Simple Options Trade

Earlier this week we did a simple options trade which was a cash secured put. Here’s a link to that post. We sold the put at the $59 strike on OXY with today’s expiration date. OXY is trading above $59 today and looks as though it will stay above $59 through the end of trading today. With OXY trading above our $59 strike the put option will expire worthless, we’ll keep the premium, and we’ll have access to that capital again.

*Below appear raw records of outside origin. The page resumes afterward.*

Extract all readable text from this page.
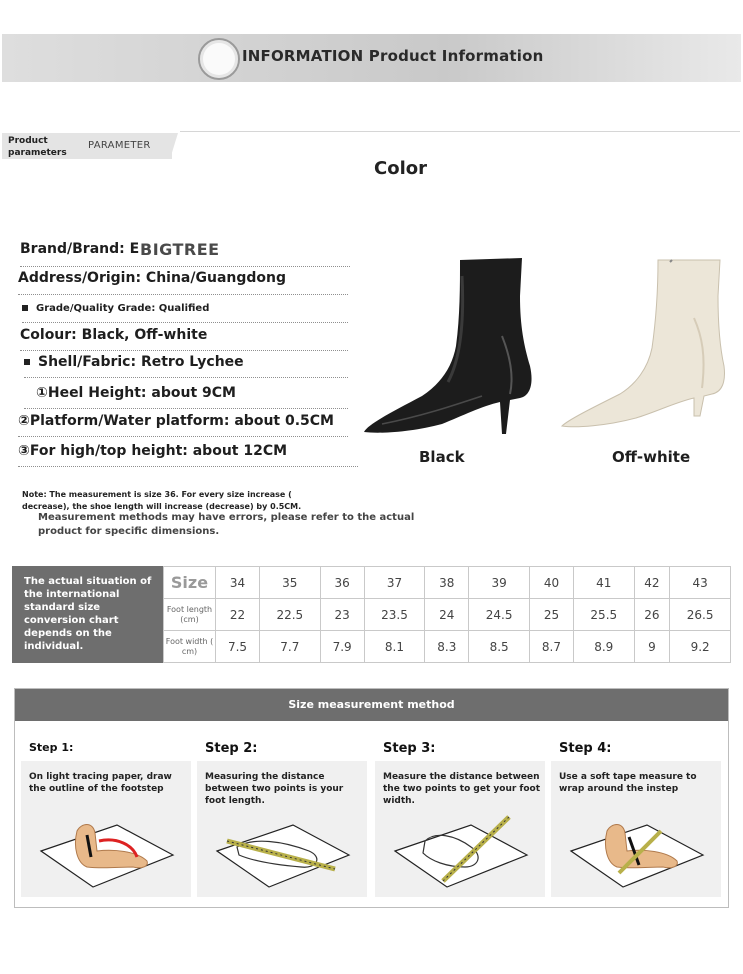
INFORMATION Product Information
Product parameters
PARAMETER
Color
Brand/Brand: E BIGTREE
Address/Origin: China/Guangdong
Grade/Quality Grade: Qualified
Colour: Black, Off-white
Shell/Fabric: Retro Lychee
①Heel Height: about 9CM
②Platform/Water platform: about 0.5CM
③For high/top height: about 12CM	Black	Off-white
Note: The measurement is size 36. For every size increase ( decrease), the shoe length will increase (decrease) by 0.5CM.
Measurement methods may have errors, please refer to the actual product for specific dimensions.
The actual situation of the international standard size conversion chart depends on the individual.
Size	34	35	36	37	38	39	40	41	42	43
Foot length (cm)	22	22.5	23	23.5	24	24.5	25	25.5	26	26.5
Foot width ( cm)	7.5	7.7	7.9	8.1	8.3	8.5	8.7	8.9	9	9.2
Size measurement method
Step 1:
On light tracing paper, draw the outline of the footstep
Step 2:
Measuring the distance between two points is your foot length.
Step 3:
Measure the distance between the two points to get your foot width.
Step 4:
Use a soft tape measure to wrap around the instep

With OXY trading at $59.42 we can do another simple options trade to generate some passive income. We still like OXY in this price range so we’re going to sell another $59 put option contract. This is another one week option contract, time we’ll use the 6/21 expiration date. This will replace the $59 put option contract that will expire out of the money today.

The Weekly Options Trade

We sold the $59 put option contract with the 6/21 expiration date for $0.39. When we do this simple options trade we need to have enough cash in our brokerage account to cover 100 shares of the strike price. In this case, that’s $5,900 for each contract. We got $0.39 in premium per share, which equates to $39 for this one week long trade. To determine the annualized return for this trade we divide the premium we get for selling to open the put option contract and divide that into the strike price. So we take the $0.39 and divide that into the $59 strike and we get 0.0066. Then we multiply that time 52, because this is a one week trade and we could do this trade 52 times in a year. That gives us 0.344, which is an annualized return of 34.4%.  Here are some tools that help doing this math.

Option Chain for a Simple Options Trade

Cost Basis per Share

If the trading price of OXY drops below $59 at expiration we will buy the shares at $59. If it stays above $59 through the expiration date this cash secured put option contract will expire worthless. Either way we’ll keep the $0.39 in premium.  If we do end up with the shares, our cost basis per share for this 100 shares will be the $59 strike price minus the $0.39 in premium, which works out to $58.61. If we don’t get the shares, our cost basis will be $50.88.